【完結&番外編追加中】三十路の社畜OLが出会った翌日に八才年下男子と結婚した件につきまして

出張同行事変 完

個室の外まで先方の社長たちに見送られ、店を出る。

「本日はご馳走になり、ありがとうございました」

「こちらこそ、今後ともよろしくお願いいたします」

定型句を交わして、私たちは用意されたタクシーに乗った。

無言。

お礼を言わねば。

「さっきのことですが……助けていただきありがとうございました」

「さっきの、とは?」

「営業部長の方に、連絡先を聞かれた件です」

「あれは、私のためでもある」

「副社長の、ため……?」

「君が失礼なことをすると今後の業務に支障をきたす」

「……」

まぁそんな返事は想定内だ。

私が外の景色を眺めていると、私の宿泊するビジネスホテルの前に到着した。

てっきり副社長のホテルで解散になると思ったから驚いた。

「ありがとうございます」

「……勇哉が来ているんだろう」

バレているじゃねーか。

「私は手を抜くつもりはない。
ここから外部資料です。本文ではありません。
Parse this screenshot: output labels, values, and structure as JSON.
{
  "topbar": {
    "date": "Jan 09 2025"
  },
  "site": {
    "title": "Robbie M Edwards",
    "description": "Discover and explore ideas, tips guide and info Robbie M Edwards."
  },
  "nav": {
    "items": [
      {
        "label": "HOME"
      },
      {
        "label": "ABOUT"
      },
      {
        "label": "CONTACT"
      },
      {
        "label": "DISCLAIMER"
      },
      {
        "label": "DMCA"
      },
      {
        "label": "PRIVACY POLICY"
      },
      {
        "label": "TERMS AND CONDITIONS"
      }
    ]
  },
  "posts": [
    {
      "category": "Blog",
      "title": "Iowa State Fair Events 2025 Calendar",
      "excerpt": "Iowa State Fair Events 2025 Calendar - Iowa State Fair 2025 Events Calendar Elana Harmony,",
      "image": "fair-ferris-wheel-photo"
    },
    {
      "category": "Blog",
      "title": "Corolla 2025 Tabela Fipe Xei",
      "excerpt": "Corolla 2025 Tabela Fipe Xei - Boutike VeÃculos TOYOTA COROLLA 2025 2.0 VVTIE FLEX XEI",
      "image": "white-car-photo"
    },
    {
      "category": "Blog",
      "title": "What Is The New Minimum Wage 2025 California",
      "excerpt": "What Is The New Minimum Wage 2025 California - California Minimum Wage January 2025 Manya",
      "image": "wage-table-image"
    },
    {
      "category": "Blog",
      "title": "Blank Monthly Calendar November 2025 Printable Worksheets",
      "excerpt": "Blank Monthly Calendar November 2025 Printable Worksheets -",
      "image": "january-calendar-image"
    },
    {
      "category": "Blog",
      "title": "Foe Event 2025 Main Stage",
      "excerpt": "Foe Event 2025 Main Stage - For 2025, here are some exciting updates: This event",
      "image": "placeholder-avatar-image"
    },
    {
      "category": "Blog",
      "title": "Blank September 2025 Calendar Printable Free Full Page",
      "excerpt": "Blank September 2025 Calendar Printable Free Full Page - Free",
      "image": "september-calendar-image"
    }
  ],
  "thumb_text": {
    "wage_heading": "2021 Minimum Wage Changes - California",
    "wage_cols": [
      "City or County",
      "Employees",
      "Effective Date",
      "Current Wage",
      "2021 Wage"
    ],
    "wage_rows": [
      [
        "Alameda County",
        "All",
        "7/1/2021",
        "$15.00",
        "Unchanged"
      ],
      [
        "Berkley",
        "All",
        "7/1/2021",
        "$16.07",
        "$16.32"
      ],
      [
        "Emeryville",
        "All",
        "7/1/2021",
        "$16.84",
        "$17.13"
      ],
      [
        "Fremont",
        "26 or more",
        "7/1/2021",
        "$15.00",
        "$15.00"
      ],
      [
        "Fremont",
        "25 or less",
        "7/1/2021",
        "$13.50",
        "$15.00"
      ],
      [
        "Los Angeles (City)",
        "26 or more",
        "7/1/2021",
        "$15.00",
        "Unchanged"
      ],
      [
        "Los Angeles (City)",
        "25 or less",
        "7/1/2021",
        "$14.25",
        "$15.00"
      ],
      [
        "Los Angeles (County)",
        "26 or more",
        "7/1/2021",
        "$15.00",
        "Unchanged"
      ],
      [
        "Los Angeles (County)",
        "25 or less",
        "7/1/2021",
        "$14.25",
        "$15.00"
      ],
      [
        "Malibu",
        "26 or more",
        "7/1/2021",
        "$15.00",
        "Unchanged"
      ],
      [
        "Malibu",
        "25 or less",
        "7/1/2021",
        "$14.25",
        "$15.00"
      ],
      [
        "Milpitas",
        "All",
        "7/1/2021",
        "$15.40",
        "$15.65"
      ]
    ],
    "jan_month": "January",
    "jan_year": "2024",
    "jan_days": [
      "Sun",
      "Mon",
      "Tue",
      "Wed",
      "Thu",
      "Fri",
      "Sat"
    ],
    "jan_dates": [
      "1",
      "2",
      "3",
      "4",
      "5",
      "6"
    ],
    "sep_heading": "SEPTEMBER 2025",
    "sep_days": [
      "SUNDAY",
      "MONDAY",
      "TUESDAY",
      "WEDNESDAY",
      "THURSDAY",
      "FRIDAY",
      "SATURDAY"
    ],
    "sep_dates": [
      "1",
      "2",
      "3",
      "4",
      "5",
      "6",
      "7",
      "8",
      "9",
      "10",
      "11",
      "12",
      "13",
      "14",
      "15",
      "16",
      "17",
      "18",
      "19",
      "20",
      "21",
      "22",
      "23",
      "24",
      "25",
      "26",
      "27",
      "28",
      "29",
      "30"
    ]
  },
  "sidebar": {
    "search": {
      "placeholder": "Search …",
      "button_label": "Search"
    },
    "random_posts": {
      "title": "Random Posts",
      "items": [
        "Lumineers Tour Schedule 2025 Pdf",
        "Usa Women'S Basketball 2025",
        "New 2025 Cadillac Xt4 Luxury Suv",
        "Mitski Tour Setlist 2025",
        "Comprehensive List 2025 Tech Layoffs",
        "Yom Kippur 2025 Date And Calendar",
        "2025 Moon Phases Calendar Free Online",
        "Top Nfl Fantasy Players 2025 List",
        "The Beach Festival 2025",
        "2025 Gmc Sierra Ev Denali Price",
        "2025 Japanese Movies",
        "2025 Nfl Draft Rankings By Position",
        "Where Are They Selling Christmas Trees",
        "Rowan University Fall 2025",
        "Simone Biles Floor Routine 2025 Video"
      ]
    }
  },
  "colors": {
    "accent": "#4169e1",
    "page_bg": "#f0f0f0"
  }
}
そして勇哉も君を追い詰めるだろう。それでもまだ足掻くのか?」

正直しんどい。辛い。でも──

「私は勇凛さんが側にいてくれれば、どんな困難も乗り越えます」

私の正直な今の気持ち。

「……そうか」

そして私はタクシーから降りた。

「明日私は早朝の便で帰る事にした。君は別で帰りなさい」

タクシーは繁華街に消えていった。


出張の全ての任務を遂行した……。

胸を撫でおろしてホテルに入ると、森川さんがホテルのロビーのソファに座っていた。

「どうだった?」

「なんとかやり遂げました……」

「飲みに行くか?」

「飲みません」

あ。

「勇哉さん、今頃どうしてるんだろう……」

「『七海ちゃんに逃げられてつまんないから帰る』ってさっき連絡がきた」

「仲良しですね」

「適当に使われてるだけだよ」

森川さんにまともにお礼ができてない。

「お酒は無理ですけど……ごはん付き合いますよ。私のおごりです!」

「じゃあ行くか」

そのあと、森川さんと福岡の有名なラーメン屋に行って、たらふく食べた。

そしてまたホテルに戻ってそれぞれの部屋に入った。

寝る前に勇凛くんに電話をして、私は眠りにつく。

福岡出張任務は無事に終わった。